I have 140K sentences I want to get embeddings for. I am using TF_HUB Universal Sentence Encoder and am iterating over the sentences(I know it's not the best way but when I try to feed over 500 sentences into the model it crashes). My Environment is: Ubuntu 18.04 Python 3.7.4 TF 1.14 Ram: 16gb processor: i-5
my code is:
version 1 I iterate inside the tf.session context manager
embed = hub.Module("https://tfhub.dev/google/universal-sentence-encoder-large/3")
    df = pandas_repository.get_dataframe_from_table('sentences')
    with tf.compat.v1.Session() as session:
        session.run(tf.global_variables_initializer())
        session.run(tf.tables_initializer())
        sentence_embedding = None
        for i, row in df.iterrows():
            sentence = row['content']
            embeddings = embed([sentence])
            sentence_embedding = session.run(embeddings)
            df.at[i, 'embedding'] = sentence_embedding
            print('processed index:', i)
version 2 I open and close a session within each iteration
embed = hub.Module("https://tfhub.dev/google/universal-sentence-encoder-large/3")
    df = pandas_repository.get_dataframe_from_table('sentences')
    for i, row in df.iterrows():
        sentence = row['content']
        embeddings = embed([sentence])
        sentence_embedding = None
        with tf.compat.v1.Session() as session:
            session.run(tf.global_variables_initializer())
            session.run(tf.tables_initializer())
            sentence_embedding = session.run(embeddings)
            df.at[i, 'embedding'] = sentence_embedding
            print('processed index:', i)
While version 2 does seem to have some sort of GC and memory is cleared a bit.
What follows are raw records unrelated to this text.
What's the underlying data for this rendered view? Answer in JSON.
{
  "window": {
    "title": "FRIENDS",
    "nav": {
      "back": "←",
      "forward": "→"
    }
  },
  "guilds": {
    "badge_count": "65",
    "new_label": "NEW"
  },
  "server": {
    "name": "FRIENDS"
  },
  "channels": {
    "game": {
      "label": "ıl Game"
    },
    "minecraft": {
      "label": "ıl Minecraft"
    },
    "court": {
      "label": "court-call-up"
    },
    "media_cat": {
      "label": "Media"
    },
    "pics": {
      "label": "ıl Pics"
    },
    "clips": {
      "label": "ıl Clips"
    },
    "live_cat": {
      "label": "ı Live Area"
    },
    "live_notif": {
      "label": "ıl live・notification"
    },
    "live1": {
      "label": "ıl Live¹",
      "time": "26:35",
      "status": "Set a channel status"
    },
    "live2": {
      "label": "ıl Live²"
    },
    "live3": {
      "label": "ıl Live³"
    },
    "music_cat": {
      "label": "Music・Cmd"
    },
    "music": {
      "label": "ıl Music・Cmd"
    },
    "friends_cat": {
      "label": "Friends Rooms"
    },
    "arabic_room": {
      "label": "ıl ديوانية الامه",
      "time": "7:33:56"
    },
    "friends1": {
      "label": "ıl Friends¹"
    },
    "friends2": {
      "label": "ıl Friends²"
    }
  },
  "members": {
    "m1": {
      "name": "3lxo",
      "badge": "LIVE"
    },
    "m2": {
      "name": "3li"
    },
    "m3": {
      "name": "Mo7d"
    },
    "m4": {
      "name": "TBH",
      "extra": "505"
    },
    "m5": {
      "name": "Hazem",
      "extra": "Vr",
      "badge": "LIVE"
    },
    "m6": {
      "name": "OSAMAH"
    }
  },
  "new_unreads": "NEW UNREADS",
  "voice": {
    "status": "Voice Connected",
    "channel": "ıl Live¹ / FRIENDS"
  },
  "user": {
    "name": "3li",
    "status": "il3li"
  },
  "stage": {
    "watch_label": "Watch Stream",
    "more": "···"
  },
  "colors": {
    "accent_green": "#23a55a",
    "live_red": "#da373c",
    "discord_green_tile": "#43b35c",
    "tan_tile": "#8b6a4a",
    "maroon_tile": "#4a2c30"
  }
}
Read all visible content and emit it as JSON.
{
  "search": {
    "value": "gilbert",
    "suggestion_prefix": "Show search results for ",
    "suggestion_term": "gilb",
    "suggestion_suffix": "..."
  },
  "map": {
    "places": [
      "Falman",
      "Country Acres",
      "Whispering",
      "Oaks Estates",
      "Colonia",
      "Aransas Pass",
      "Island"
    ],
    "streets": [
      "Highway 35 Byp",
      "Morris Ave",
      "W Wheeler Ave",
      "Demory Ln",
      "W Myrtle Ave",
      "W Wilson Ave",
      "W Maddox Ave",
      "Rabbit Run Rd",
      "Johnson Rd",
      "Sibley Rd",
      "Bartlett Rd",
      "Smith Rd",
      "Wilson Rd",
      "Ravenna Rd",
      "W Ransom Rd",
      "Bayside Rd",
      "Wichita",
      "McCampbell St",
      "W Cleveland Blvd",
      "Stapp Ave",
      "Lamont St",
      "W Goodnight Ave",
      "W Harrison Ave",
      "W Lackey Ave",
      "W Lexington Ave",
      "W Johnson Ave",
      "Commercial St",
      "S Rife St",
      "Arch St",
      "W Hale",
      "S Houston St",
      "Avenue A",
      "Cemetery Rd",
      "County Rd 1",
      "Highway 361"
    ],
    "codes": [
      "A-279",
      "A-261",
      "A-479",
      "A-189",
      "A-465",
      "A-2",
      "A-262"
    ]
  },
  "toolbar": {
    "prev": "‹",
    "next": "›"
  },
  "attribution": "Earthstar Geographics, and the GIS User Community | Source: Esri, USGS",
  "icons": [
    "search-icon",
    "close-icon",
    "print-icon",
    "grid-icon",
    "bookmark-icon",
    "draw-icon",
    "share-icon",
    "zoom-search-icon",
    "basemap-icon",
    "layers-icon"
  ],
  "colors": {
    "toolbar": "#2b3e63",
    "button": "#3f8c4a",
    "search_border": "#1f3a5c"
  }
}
It still goes over 50 items and explodes.
version 1 just goes on gobbling memory.
The correct solution as given by arnoegw
def calculate_embeddings(dataframe, table_name):
    sql_get_sentences = "SELECT * FROM semantic_similarity.sentences WHERE embedding IS NULL LIMIT 1500"
    sql_update = 'UPDATE {} SET embedding = data.embedding FROM (VALUES %s) AS data(id, embedding) WHERE {}.id = data.id'.format(table_name, table_name)
    df = pandas_repository.get_dataframe_from_sql(sql_get_sentences) 
    with hub.eval_function_for_module("https://tfhub.dev/google/universal-sentence-encoder-large/3") as embed:    
        while len(df) >= 0:
            sentence_array = df['content'].values
            sentence_embeddings = embed(sentence_array)
            df['embedding'] = sentence_embeddings.tolist()
            values = [tuple(x) for x in df[['id', 'embedding']].values]
            pandas_repository.update_db_from_df('semantic_similarity.sentences', sql_update, values)       
            df = pandas_repository.get_dataframe_from_sql(sql_get_sentences)
I am a newbee to TF and can use any help I can get.